Todavia, essa ideia do resgate não foi assimilada por todos. Gregório Nazianzeno considera um ultraje chocante imaginar que o sangue de Cristo fosse o pagamento dado ao diabo pela libertação do ser humano; de modo diverso, ele entendia que o Pai aceitou a oferenda livre de Cristo não por exigência do diabo, mas porque, na economia da salvação, a humanidade deveria ser santificada pela humanidade de Deus, para que pudesse nos libertar vencendo o poder do tirano e nos conduzindo a si pela mediação do Filho.
A morte como prestação de satisfação a Deus
Com Anselmo da Cantuária, temos a passagem do uso de imagens ou metáforas para a elaboração de uma teoria soteriológica da satisfação (RYAN, 2020, p. 109-121). Ele quer oferecer uma elucidação racional dos mistérios da fé e responder a pensadores judeus que julgavam ofensiva à dignidade e à impassibilidade de Deus a ideia de encarnação. Daí o título de sua obra principal: Cur Deus homo? (Por que Deus se fez homem?). Seu argumento soteriológico se contextualiza na época feudal, em que a submissão à vontade da autoridade superior era essencial para a manutenção da ordem social e, portanto, em caso de ofensa à autoridade era exigida satisfação correspondente ao status social do ofendido. Situa-se ainda no contexto do sistema penitencial, em que havia penitências prescritas para pecados específicos em vista da satisfação para a reparação dos pecados. A satisfação oferecida pelo ofensor à autoridade e pelo pecador a Deus passou a ser uma analogia natural para explicar o sacrifício de Cristo em favor da redenção da humanidade.
Anselmo pressupõe a crença cristã de que Deus criou a humanidade para a felicidade eterna, o que requer a submissão completa da vontade humana aos planos divinos. Ao pecar, todos recusaram essa submissão, desonrando Deus e, em consequência, perturbando a ordem do universo. A superação do pecado envolve, portanto, a restauração da honra divina e o restabelecimento da harmonia do universo. Para isso há dois caminhos, o castigo divino ou a prestação de satisfação a Deus. O castigo é uma ideia inconcebível, pois contraria o desejo divino de que todos alcancem a bem-aventurança eterna.

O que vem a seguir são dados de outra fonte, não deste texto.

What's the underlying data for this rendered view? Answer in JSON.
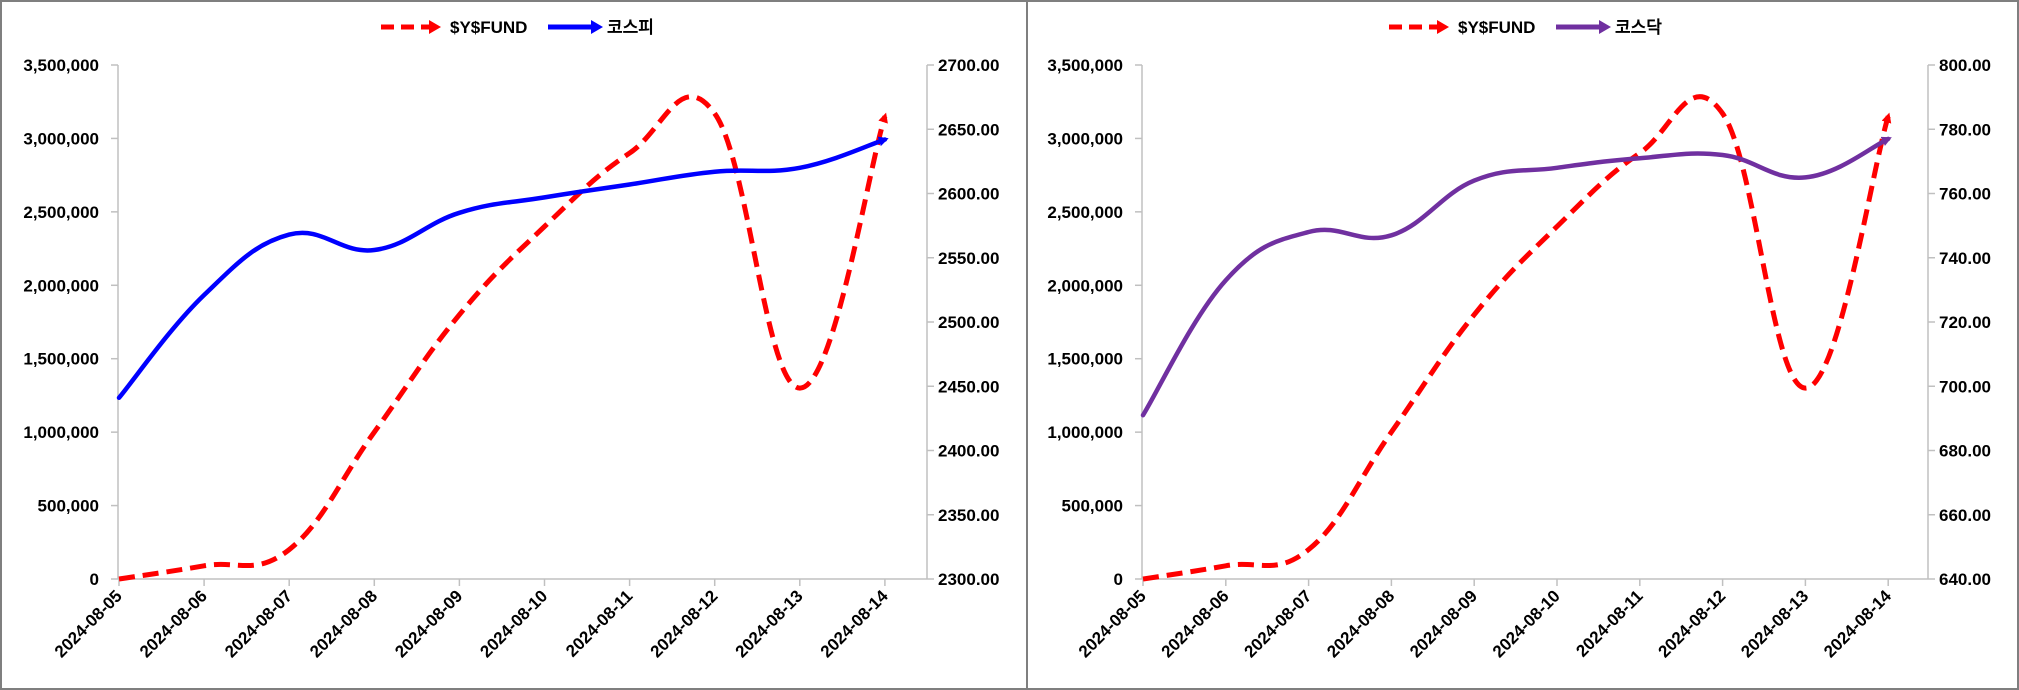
{
  "chart_data": [
    {
      "type": "line",
      "title": "",
      "categories": [
        "2024-08-05",
        "2024-08-06",
        "2024-08-07",
        "2024-08-08",
        "2024-08-09",
        "2024-08-10",
        "2024-08-11",
        "2024-08-12",
        "2024-08-13",
        "2024-08-14"
      ],
      "ylim_left": [
        0,
        3500000
      ],
      "yticks_left": [
        "0",
        "500,000",
        "1,000,000",
        "1,500,000",
        "2,000,000",
        "2,500,000",
        "3,000,000",
        "3,500,000"
      ],
      "ylim_right": [
        2300,
        2700
      ],
      "yticks_right": [
        "2300.00",
        "2350.00",
        "2400.00",
        "2450.00",
        "2500.00",
        "2550.00",
        "2600.00",
        "2650.00",
        "2700.00"
      ],
      "legend_position": "top-center",
      "series": [
        {
          "name": "$Y$FUND",
          "axis": "left",
          "color": "#ff0000",
          "style": "dashed",
          "values": [
            0,
            90000,
            200000,
            1000000,
            1800000,
            2400000,
            2900000,
            3170000,
            1300000,
            3150000
          ]
        },
        {
          "name": "코스피",
          "axis": "right",
          "color": "#0000ff",
          "style": "solid",
          "values": [
            2441,
            2521,
            2568,
            2556,
            2585,
            2597,
            2607,
            2617,
            2620,
            2642
          ]
        }
      ]
    },
    {
      "type": "line",
      "title": "",
      "categories": [
        "2024-08-05",
        "2024-08-06",
        "2024-08-07",
        "2024-08-08",
        "2024-08-09",
        "2024-08-10",
        "2024-08-11",
        "2024-08-12",
        "2024-08-13",
        "2024-08-14"
      ],
      "ylim_left": [
        0,
        3500000
      ],
      "yticks_left": [
        "0",
        "500,000",
        "1,000,000",
        "1,500,000",
        "2,000,000",
        "2,500,000",
        "3,000,000",
        "3,500,000"
      ],
      "ylim_right": [
        640,
        800
      ],
      "yticks_right": [
        "640.00",
        "660.00",
        "680.00",
        "700.00",
        "720.00",
        "740.00",
        "760.00",
        "780.00",
        "800.00"
      ],
      "legend_position": "top-center",
      "series": [
        {
          "name": "$Y$FUND",
          "axis": "left",
          "color": "#ff0000",
          "style": "dashed",
          "values": [
            0,
            90000,
            200000,
            1000000,
            1800000,
            2400000,
            2900000,
            3170000,
            1300000,
            3150000
          ]
        },
        {
          "name": "코스닥",
          "axis": "right",
          "color": "#7030a0",
          "style": "solid",
          "values": [
            691,
            733,
            748,
            747,
            764,
            768,
            771,
            772,
            765,
            777
          ]
        }
      ]
    }
  ]
}
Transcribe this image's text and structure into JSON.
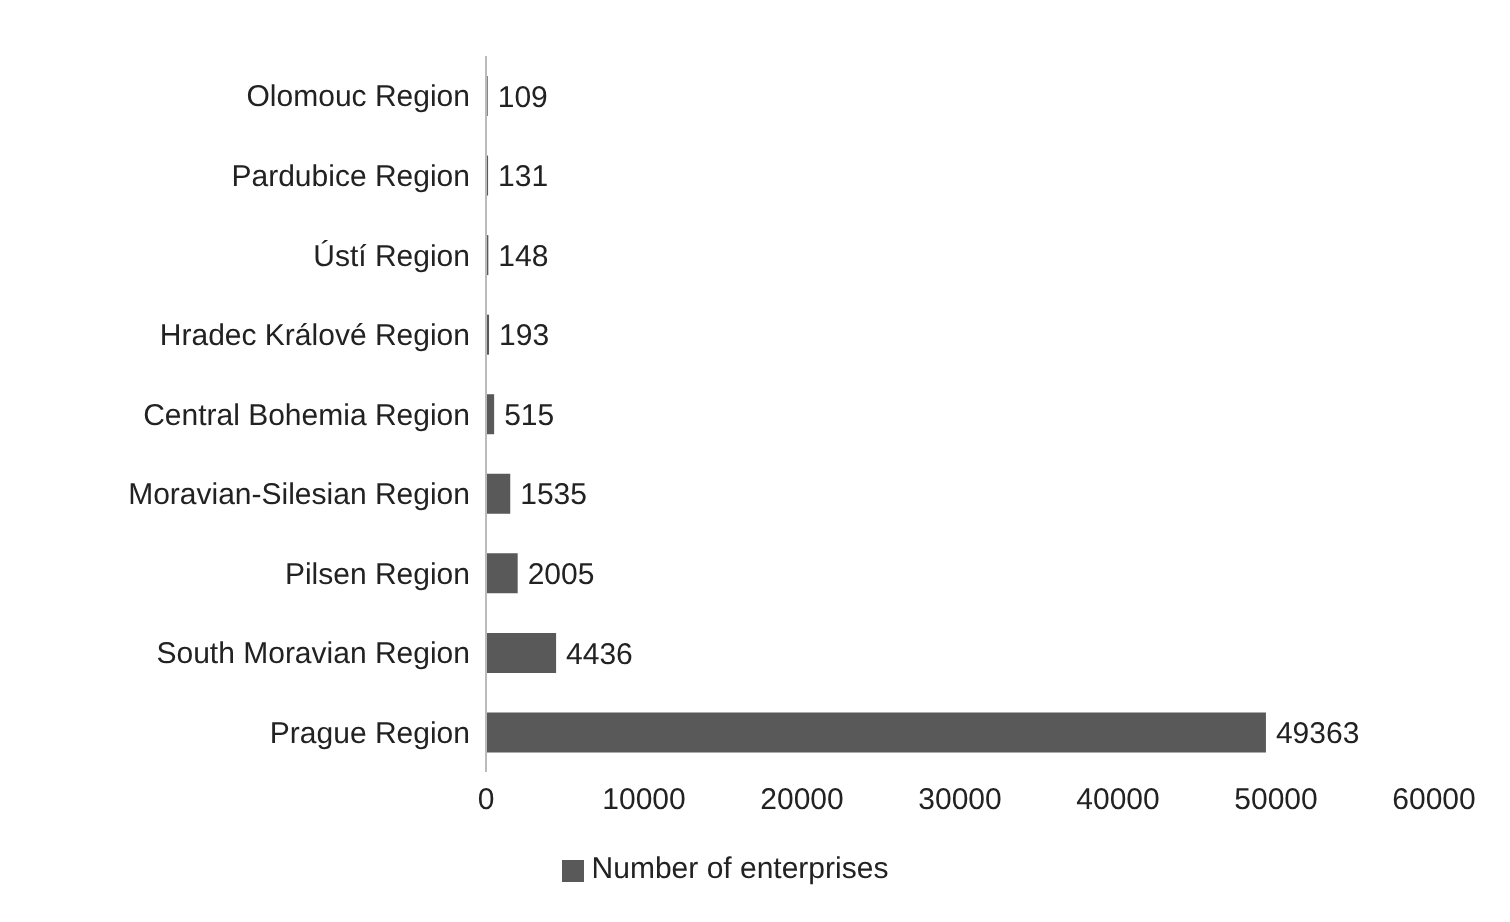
{
  "chart_data": {
    "type": "bar",
    "orientation": "horizontal",
    "categories": [
      "Olomouc Region",
      "Pardubice Region",
      "Ústí Region",
      "Hradec Králové Region",
      "Central Bohemia Region",
      "Moravian-Silesian Region",
      "Pilsen Region",
      "South Moravian Region",
      "Prague Region"
    ],
    "series": [
      {
        "name": "Number of enterprises",
        "color": "#595959",
        "values": [
          109,
          131,
          148,
          193,
          515,
          1535,
          2005,
          4436,
          49363
        ]
      }
    ],
    "xlim": [
      0,
      60000
    ],
    "xticks": [
      0,
      10000,
      20000,
      30000,
      40000,
      50000,
      60000
    ],
    "data_labels": true,
    "legend": "bottom",
    "grid": false
  }
}
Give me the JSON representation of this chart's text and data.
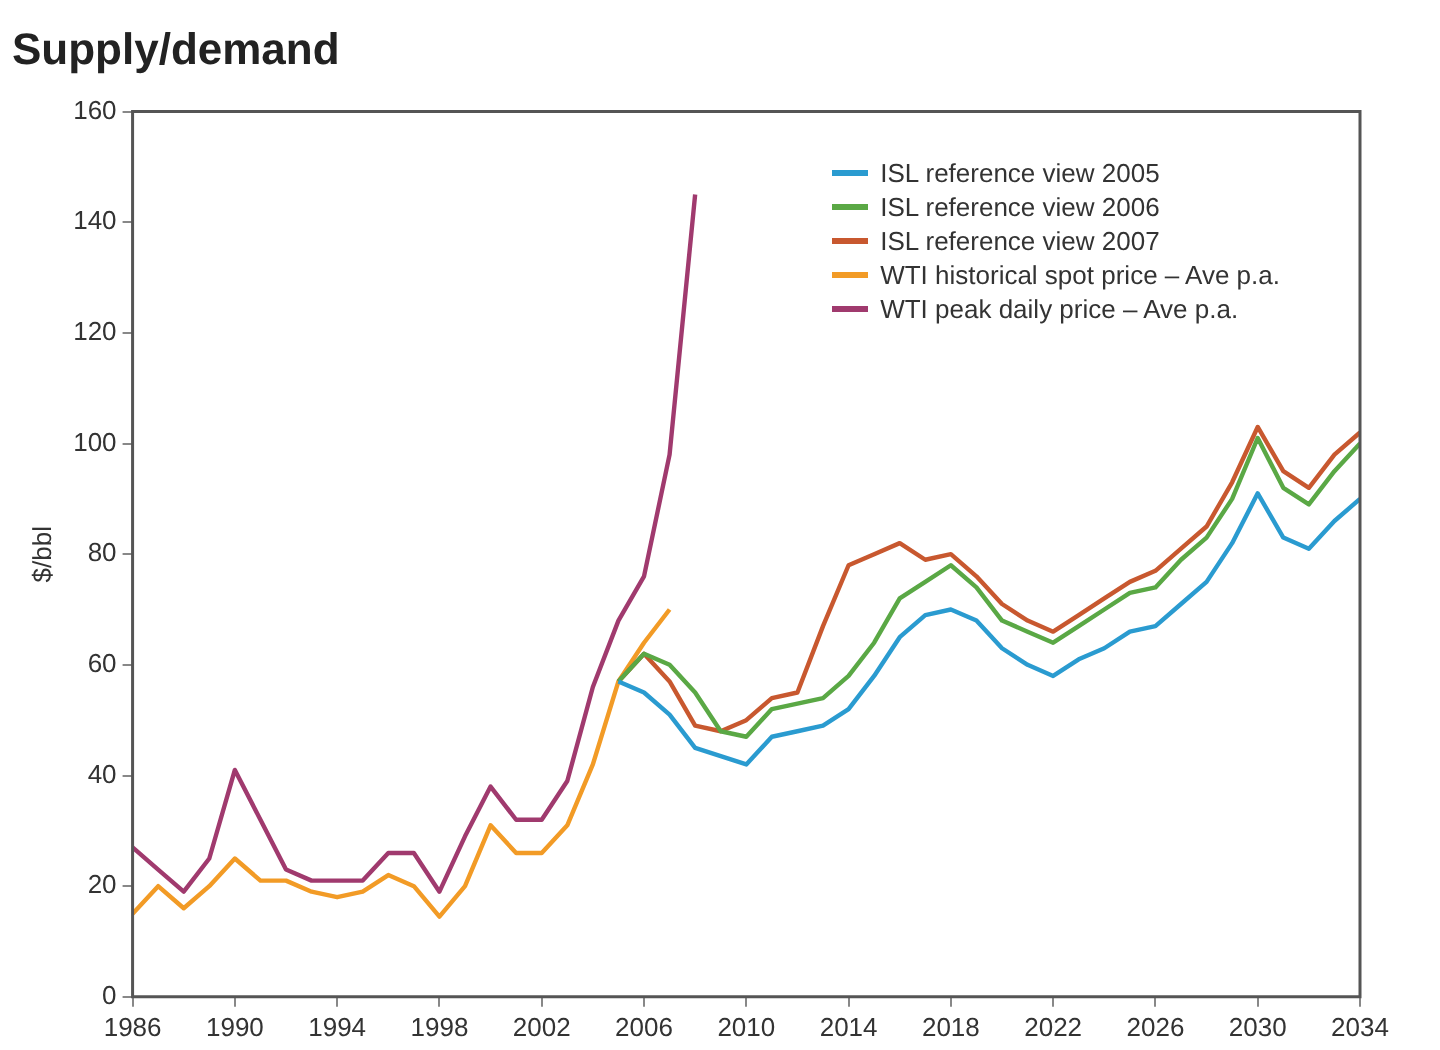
{
  "chart_data": {
    "type": "line",
    "title": "Supply/demand",
    "ylabel": "$/bbl",
    "xlim": [
      1986,
      2034
    ],
    "xticks": [
      1986,
      1990,
      1994,
      1998,
      2002,
      2006,
      2010,
      2014,
      2018,
      2022,
      2026,
      2030,
      2034
    ],
    "ylim": [
      0,
      160
    ],
    "yticks": [
      0,
      20,
      40,
      60,
      80,
      100,
      120,
      140,
      160
    ],
    "grid": false,
    "legend": "top right",
    "marker": "none",
    "line_style": "solid",
    "series": [
      {
        "name": "ISL reference view 2005",
        "color": "#2a9bd0",
        "x": [
          2005,
          2006,
          2007,
          2008,
          2009,
          2010,
          2011,
          2012,
          2013,
          2014,
          2015,
          2016,
          2017,
          2018,
          2019,
          2020,
          2021,
          2022,
          2023,
          2024,
          2025,
          2026,
          2027,
          2028,
          2029,
          2030,
          2031,
          2032,
          2033,
          2034
        ],
        "values": [
          57,
          55,
          51,
          45,
          43.5,
          42,
          47,
          48,
          49,
          52,
          58,
          65,
          69,
          70,
          68,
          63,
          60,
          58,
          61,
          63,
          66,
          67,
          71,
          75,
          82,
          91,
          83,
          81,
          86,
          90
        ]
      },
      {
        "name": "ISL reference view 2006",
        "color": "#5aa845",
        "x": [
          2005,
          2006,
          2007,
          2008,
          2009,
          2010,
          2011,
          2012,
          2013,
          2014,
          2015,
          2016,
          2017,
          2018,
          2019,
          2020,
          2021,
          2022,
          2023,
          2024,
          2025,
          2026,
          2027,
          2028,
          2029,
          2030,
          2031,
          2032,
          2033,
          2034
        ],
        "values": [
          57,
          62,
          60,
          55,
          48,
          47,
          52,
          53,
          54,
          58,
          64,
          72,
          75,
          78,
          74,
          68,
          66,
          64,
          67,
          70,
          73,
          74,
          79,
          83,
          90,
          101,
          92,
          89,
          95,
          100
        ]
      },
      {
        "name": "ISL reference view 2007",
        "color": "#c8582f",
        "x": [
          2005,
          2006,
          2007,
          2008,
          2009,
          2010,
          2011,
          2012,
          2013,
          2014,
          2015,
          2016,
          2017,
          2018,
          2019,
          2020,
          2021,
          2022,
          2023,
          2024,
          2025,
          2026,
          2027,
          2028,
          2029,
          2030,
          2031,
          2032,
          2033,
          2034
        ],
        "values": [
          57,
          62,
          57,
          49,
          48,
          50,
          54,
          55,
          67,
          78,
          80,
          82,
          79,
          80,
          76,
          71,
          68,
          66,
          69,
          72,
          75,
          77,
          81,
          85,
          93,
          103,
          95,
          92,
          98,
          102
        ]
      },
      {
        "name": "WTI historical spot price – Ave p.a.",
        "color": "#f29b26",
        "x": [
          1986,
          1987,
          1988,
          1989,
          1990,
          1991,
          1992,
          1993,
          1994,
          1995,
          1996,
          1997,
          1998,
          1999,
          2000,
          2001,
          2002,
          2003,
          2004,
          2005,
          2006,
          2007
        ],
        "values": [
          15,
          20,
          16,
          20,
          25,
          21,
          21,
          19,
          18,
          19,
          22,
          20,
          14.5,
          20,
          31,
          26,
          26,
          31,
          42,
          57,
          64,
          70
        ]
      },
      {
        "name": "WTI peak daily price – Ave p.a.",
        "color": "#a03a6e",
        "x": [
          1986,
          1987,
          1988,
          1989,
          1990,
          1991,
          1992,
          1993,
          1994,
          1995,
          1996,
          1997,
          1998,
          1999,
          2000,
          2001,
          2002,
          2003,
          2004,
          2005,
          2006,
          2007,
          2008
        ],
        "values": [
          27,
          23,
          19,
          25,
          41,
          32,
          23,
          21,
          21,
          21,
          26,
          26,
          19,
          29,
          38,
          32,
          32,
          39,
          56,
          68,
          76,
          98,
          145
        ]
      }
    ]
  }
}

A prestação de satisfação por parte do ser humano é impossível, pois sendo infinita a dignidade de Deus é também infinita a ofensa contra ele e, portanto, a humanidade é incapaz de cobrir a distância entre o pecado cometido e a honra ofendida.
Por questão de justiça e por respeito à liberdade e à responsabilidade humanas, Deus não pode desconsiderar a ofensa e, portanto, a exigência de satisfação. Por misericórdia, Deus quer levar adiante o seu plano de ter todos consigo na felicidade eterna. A saída do impasse encontra-se na encarnação de Deus. A prestação da satisfação será feita por alguém que é ao mesmo tempo Deus perfeito e homem perfeito. A dívida é paga por alguém da raça humana, que sendo Deus apresenta-se como oferenda correspondente ao status divino daquele cuja honra foi ofendida. Como a morte é efeito do pecado, o Filho eterno de Deus não precisava morrer, mas livremente quis entregar-se à morte para satisfazer a honra divina; por este ato extremo de liberdade pessoal e de obediência ao Pai, sua auto-oferenda tem valor infinito, maior do que todo o pecado da humanidade. Sua morte presta satisfação apropriada para Deus e produz a redenção de toda a raça humana.
Com leves nuances de diferença, Tomás de Aquino acolhe a teoria de satisfação, enquanto considera que
sofrendo por amor e por obediência, Cristo ofereceu a Deus mais do que exigia a compensação de todas as ofensas do gênero humano. (…) Portanto, a paixão de Cristo foi uma satisfação pelos pecados humanos não só suficiente, mas superabundante. (TOMÁS DE AQUINO, 2002, p. 693)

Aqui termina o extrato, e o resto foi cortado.